2 – A decisão reclamada tem o seguinte teor:
«1 – A., melhor identificado nos autos, recorre para o Tribunal
Constitucional, ao abrigo do disposto no artigo 70.º, n.º 1, alínea b), da Lei
n.º 28/82, de 15 de Novembro (LTC), do acórdão do Supremo Tribunal de Justiça,
de 13 de Julho de 2006, que, havendo concedido parcial provimento ao recurso
interposto do acórdão do Tribunal da Relação do Porto, o condenou na pena
unitária de sete anos de prisão, pela prática de um crime de lenocínio, p. e p.
pelo art. 170.º n.º 1, do Código Penal, de um crime de auxílio à imigração
ilegal, p. e p. pelo art. 134.º-A, nºs 1 e 2, do Decreto-Lei n.º 244/98, de 8 de
Agosto, de dois crimes de sequestro, p. e p. pelo art. 158.º, n.º 1 do Código
Penal, de um crime de detenção de arma proibida, p. e p. pelo art. 275.º, nºs 1
e 3, do mesmo código e de um crime de uso ilegal de arma, p. e p. pelo art. 6.º,
n.º 1, da Lei n.º 22/97, de 27 de Junho, pretendendo ver fiscalizada a
“constitucionalidade ou ilegalidade do n.º 1 do artigo 170.º do Código Penal”,
por violação do “disposto nos artigos 2.º, alínea d) do artigo 9.º, n.º 2 do
artigo 18.º e 104.º todos da Constituição da República Portuguesa, tendo sido
suscitada, quer no decurso do inquérito, quer na sua contestação a questão de
inconstitucionalidade”.
2 – Dado que, nos termos do artigo 76.º, n.º 3, da LTC, o despacho que
admitiu o recurso não vincula o Tribunal Constitucional e uma vez que nele se
configura uma situação enquadrável no âmbito normativo recortado no artigo
78.º-A, n.º 1, do mesmo diploma, passa a decidir-se.

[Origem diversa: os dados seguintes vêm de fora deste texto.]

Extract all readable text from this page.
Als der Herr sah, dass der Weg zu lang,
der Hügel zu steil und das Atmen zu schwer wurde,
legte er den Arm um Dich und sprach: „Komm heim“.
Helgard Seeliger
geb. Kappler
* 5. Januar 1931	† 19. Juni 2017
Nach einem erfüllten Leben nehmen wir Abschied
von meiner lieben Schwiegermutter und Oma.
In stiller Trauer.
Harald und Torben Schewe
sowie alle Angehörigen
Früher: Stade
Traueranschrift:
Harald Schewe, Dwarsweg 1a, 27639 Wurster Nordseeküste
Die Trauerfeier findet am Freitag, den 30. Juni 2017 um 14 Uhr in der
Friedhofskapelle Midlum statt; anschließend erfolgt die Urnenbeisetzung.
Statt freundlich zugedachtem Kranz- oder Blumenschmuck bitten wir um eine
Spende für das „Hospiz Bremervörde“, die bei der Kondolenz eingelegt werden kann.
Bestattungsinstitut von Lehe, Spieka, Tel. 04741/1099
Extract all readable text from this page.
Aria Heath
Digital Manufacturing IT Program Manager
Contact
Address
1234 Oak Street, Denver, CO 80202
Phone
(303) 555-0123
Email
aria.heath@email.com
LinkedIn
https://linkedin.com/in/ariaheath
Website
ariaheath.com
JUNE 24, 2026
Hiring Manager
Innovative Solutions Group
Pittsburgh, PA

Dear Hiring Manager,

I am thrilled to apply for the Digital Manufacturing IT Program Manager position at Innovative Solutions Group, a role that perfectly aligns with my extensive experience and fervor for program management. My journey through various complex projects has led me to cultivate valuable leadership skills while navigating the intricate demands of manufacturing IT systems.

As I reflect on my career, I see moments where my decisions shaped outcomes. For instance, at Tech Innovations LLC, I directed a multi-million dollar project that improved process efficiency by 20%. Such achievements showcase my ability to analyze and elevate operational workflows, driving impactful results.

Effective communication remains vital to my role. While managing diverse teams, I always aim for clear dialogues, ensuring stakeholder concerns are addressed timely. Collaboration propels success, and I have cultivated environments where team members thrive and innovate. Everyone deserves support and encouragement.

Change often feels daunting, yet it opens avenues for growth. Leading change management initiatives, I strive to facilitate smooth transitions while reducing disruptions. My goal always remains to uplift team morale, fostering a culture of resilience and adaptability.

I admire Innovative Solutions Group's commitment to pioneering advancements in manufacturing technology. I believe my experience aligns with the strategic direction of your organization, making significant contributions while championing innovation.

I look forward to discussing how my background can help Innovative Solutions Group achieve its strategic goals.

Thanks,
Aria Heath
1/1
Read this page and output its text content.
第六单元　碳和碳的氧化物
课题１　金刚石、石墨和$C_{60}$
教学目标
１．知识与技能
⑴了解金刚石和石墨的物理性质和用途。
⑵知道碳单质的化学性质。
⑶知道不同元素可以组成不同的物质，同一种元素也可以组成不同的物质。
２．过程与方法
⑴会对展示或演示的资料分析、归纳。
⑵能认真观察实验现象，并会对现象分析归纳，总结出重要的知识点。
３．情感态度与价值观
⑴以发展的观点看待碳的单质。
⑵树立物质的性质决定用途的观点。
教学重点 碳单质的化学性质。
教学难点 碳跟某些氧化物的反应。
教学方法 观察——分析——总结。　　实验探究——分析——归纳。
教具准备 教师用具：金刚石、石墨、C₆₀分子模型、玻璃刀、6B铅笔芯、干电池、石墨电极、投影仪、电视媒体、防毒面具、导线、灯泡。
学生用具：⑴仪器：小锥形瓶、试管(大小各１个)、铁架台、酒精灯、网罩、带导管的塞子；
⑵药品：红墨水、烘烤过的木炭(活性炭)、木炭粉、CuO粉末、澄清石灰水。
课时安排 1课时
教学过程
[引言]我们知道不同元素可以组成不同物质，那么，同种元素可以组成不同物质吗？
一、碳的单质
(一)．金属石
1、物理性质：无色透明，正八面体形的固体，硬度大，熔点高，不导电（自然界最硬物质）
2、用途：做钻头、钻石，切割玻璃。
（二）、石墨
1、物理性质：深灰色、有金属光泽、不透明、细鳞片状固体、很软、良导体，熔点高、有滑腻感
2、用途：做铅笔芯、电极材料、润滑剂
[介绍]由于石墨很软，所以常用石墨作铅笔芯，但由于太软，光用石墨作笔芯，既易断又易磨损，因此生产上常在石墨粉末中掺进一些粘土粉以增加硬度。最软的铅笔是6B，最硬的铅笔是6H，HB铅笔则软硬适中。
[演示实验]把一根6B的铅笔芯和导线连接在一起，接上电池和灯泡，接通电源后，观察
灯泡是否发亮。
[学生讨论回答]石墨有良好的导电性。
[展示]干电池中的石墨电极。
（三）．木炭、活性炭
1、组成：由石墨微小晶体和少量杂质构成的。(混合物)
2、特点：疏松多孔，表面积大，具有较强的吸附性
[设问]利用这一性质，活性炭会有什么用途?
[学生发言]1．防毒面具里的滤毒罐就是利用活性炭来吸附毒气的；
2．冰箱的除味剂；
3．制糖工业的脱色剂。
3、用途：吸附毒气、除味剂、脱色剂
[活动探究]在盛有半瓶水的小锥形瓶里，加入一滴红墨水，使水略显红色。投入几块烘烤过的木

3 – Como vem sendo repetidamente afirmado pela jurisprudência do
Tribunal Constitucional, o recurso de fiscalização concreta de
constitucionalidade previsto na alínea b) do n.º 1 do artigo 280.º da CRP e na
alínea b) do n.º 1 do artigo 70.º da LTC, em cuja categoria se insere o
presente, apenas pode ter como objecto normas jurídicas que hajam sido aplicadas
como sua ratio decidendi pela decisão recorrida e não decisões judiciais ou
outros actos não normativos embora estes tenham feito aplicação directa de
normas ou princípios constitucionais, devendo a questão de constitucionalidade
ser adequadamente suscitada durante o processo [cf. Cardoso da Costa, “A
jurisdição constitucional em Portugal”, in Estudos em homenagem ao Professor
Doutor Afonso Rodrigues Queiró, Boletim da Faculdade de Direito da Universidade
de Coimbra, I, 1984, pp. 210 e ss., e, entre outros, os Acórdãos n.º 352/94,
publicado no Diário da República II Série, de 6 de Setembro de 1994, n.º 560/94,
publicado no mesmo jornal oficial, de 10 de Janeiro de 1995, e, ainda na mesma
linha de pensamento, o Acórdão n.º 155/95, publicado no Diário da República II
Série, de 20 de Junho de 1995, e, aceitando os termos dos arestos acabados de
citar, o Acórdão n.º 192/2000, publicado no mesmo jornal oficial, de 30 de
Outubro de 2000].
Relativamente a este último aspecto, importa salientar que o artigo
72.º, n.º 2, da LTC, é claro ao exigir que, nos recursos interpostos ao abrigo
da alínea b) do n.º 1 do artigo 70.º da mesma Lei, a questão de
inconstitucionalidade que se pretende que o Tribunal Constitucional aprecie
tenha sido suscitada perante o tribunal que proferiu a decisão recorrida, em
termos deste ficar vinculado ao seu conhecimento.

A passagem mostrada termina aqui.